Audiodescrição por Thamyres Gomes dos Santos

Imagens por Larissa Hofbauer

Finalizar o Livro da Giovana Madalosso me trouxe alguns questionamentos que são meio óbvios para a maioria, mas parar para pensar, questionar e refletir sobre essas questões, mostram que a vida é frágil, movida por seres mais frágeis ainda, cheios de medos, dúvidas, dificuldades e questões que refletem no que nos tornamos. Isso reflete na personagem principal, que por curiosidade aos leitores, não possui nome. Ela é uma garçonete, que também possui um trabalho paralelo afanando coisas digamos, bem carinhas. Ela possui uma amiga trans chamada Sebastiana e um comparsa chamado Biel. 

Biel, é uma incógnita, sabemos o seu suposto nome, Biel, sabemos que é de meia idade. Mas ele é um excelente larápio, escorregadio, possui lábia e não dá grandes detalhes do seu verdadeiro eu.

Os personagens, mesmo que passageiros, possuem a sua complexidade. Uma das vítimas da garçonete possui câncer. Essa mulher não sabe, mas a nossa protagonista a seduz somente para roubar. Mesmo a moça mostrando as suas vulnerabilidades e fragilidades no momento, a garçonete faz seu serviço.

E tantos outros personagens que passam pelos olhos e mãos da garçonete tem, muitas das vezes, seus sonhos pausados, seus medos aguçados, suas inseguranças apontadas.

Na verdade, ao meu ver, esse livro mostra a imperfeição do viver e as singularidades do ser humano.
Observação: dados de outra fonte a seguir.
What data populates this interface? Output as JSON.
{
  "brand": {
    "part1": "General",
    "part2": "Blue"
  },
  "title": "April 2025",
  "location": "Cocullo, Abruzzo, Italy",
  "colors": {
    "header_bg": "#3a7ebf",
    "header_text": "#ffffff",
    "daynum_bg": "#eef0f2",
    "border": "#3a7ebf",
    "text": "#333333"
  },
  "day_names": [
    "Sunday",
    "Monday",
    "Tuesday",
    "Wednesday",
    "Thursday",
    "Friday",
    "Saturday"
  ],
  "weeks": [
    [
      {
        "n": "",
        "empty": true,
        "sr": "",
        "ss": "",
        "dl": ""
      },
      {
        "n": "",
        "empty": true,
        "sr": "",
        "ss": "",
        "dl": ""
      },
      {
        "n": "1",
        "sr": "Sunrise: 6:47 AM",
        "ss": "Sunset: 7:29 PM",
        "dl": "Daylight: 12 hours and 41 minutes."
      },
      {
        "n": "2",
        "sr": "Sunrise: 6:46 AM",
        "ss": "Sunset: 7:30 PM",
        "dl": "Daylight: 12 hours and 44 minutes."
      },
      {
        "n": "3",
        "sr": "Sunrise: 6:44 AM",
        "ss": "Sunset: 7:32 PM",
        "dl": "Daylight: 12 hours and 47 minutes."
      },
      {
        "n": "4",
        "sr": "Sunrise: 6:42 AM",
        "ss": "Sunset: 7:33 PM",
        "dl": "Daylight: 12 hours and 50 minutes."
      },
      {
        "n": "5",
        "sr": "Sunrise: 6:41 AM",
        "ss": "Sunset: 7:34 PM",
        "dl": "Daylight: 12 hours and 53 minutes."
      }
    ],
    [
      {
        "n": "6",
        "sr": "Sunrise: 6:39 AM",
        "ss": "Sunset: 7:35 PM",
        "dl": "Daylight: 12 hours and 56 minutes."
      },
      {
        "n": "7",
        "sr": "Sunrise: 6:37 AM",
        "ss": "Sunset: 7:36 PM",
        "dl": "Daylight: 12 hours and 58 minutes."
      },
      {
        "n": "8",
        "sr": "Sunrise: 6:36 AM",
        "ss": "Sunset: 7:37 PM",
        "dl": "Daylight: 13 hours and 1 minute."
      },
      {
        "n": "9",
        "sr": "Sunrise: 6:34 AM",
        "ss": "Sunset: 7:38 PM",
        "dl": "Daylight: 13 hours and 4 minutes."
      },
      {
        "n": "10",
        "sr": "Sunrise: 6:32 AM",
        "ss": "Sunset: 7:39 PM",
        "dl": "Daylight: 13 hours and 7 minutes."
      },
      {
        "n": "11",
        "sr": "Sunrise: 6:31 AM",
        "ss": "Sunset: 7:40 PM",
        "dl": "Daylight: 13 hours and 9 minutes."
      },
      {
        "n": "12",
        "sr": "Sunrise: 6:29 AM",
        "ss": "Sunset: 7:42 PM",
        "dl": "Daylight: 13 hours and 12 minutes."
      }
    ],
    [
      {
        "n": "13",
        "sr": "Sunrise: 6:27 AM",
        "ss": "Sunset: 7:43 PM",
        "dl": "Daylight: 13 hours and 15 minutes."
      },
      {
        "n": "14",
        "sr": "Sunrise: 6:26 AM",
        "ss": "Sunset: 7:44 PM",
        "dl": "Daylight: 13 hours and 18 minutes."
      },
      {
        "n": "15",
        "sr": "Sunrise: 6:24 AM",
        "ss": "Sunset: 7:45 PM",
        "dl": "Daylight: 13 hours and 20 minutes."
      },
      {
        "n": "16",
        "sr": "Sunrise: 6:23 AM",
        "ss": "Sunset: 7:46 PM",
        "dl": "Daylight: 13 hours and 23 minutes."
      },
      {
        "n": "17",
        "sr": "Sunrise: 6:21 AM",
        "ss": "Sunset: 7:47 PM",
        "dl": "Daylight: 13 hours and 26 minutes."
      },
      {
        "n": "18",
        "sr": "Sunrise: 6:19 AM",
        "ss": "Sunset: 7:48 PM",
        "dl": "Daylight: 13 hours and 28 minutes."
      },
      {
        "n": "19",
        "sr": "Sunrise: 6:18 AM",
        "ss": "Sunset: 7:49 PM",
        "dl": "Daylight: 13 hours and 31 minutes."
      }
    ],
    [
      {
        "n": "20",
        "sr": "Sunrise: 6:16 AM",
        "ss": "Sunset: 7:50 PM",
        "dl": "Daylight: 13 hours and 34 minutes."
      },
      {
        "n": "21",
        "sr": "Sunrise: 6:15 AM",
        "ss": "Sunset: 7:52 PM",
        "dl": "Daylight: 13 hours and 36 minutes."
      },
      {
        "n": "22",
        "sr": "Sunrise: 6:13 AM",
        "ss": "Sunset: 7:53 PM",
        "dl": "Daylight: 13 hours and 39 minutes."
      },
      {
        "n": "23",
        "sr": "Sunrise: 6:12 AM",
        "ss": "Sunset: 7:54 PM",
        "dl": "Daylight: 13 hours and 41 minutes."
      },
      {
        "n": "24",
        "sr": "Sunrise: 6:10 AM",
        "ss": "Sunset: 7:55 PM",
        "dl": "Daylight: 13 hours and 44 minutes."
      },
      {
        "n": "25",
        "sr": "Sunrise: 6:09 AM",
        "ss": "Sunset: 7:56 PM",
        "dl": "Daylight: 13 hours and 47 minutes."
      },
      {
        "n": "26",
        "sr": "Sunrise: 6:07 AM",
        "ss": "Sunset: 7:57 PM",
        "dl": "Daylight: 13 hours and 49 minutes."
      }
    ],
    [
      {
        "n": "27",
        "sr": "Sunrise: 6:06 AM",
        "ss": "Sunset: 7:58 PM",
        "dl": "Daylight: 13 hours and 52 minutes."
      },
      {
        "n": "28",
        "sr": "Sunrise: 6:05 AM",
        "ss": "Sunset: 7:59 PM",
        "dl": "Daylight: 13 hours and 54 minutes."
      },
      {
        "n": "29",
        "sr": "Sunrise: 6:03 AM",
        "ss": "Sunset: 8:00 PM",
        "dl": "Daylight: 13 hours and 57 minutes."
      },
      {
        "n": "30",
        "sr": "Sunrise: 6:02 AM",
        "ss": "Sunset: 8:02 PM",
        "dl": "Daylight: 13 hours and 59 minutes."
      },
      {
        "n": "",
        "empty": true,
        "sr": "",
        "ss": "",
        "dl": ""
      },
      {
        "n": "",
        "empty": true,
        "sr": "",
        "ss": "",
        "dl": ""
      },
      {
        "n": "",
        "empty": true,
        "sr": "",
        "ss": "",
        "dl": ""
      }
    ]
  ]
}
O que escolhemos ser, seguir, mostra não só o que nos tornamos como seres humanos para as outras pessoas, mas mostra que somos somente um recorte do que nos tornamos, pois muita coisa foi deixada para trás para sermos o que somos hoje, pessoas as vezes quebradas, com cicatrizes, que fazem escolhas, certas ou erradas, dentro ou fora da lei. E é isso, não há maneira certa para se viver, só há o viver. Não entrarei na questão do que é ou não moral. Pois agredir uma pessoa trans não é moral, traficar não é moral, roubar não é moral. Mas ouvir alguém que precisa, ser amiga, estar lá quando o outro precisa é ser um ser humano regado do que é ser moral. Então eu iniciar esse texto falando que a personagem é uma ladra e as pessoas resumirem ela a isso não faz sentido, pois ela está nos dois lados da moeda. Nós humanos somos complexos demais. 

Não posso deixar de salientar como as relações dos personagens centrais são abordadas neste livro. Passageiras é a palavra correta. Uma hora tudo está ali, e no segundo seguinte tudo já acabou. Minhas palavras fazem parecer que o livro é triste, mas muitíssimo pelo contrário, ele tem um toque de humor, uma ironia, que só lendo para entender.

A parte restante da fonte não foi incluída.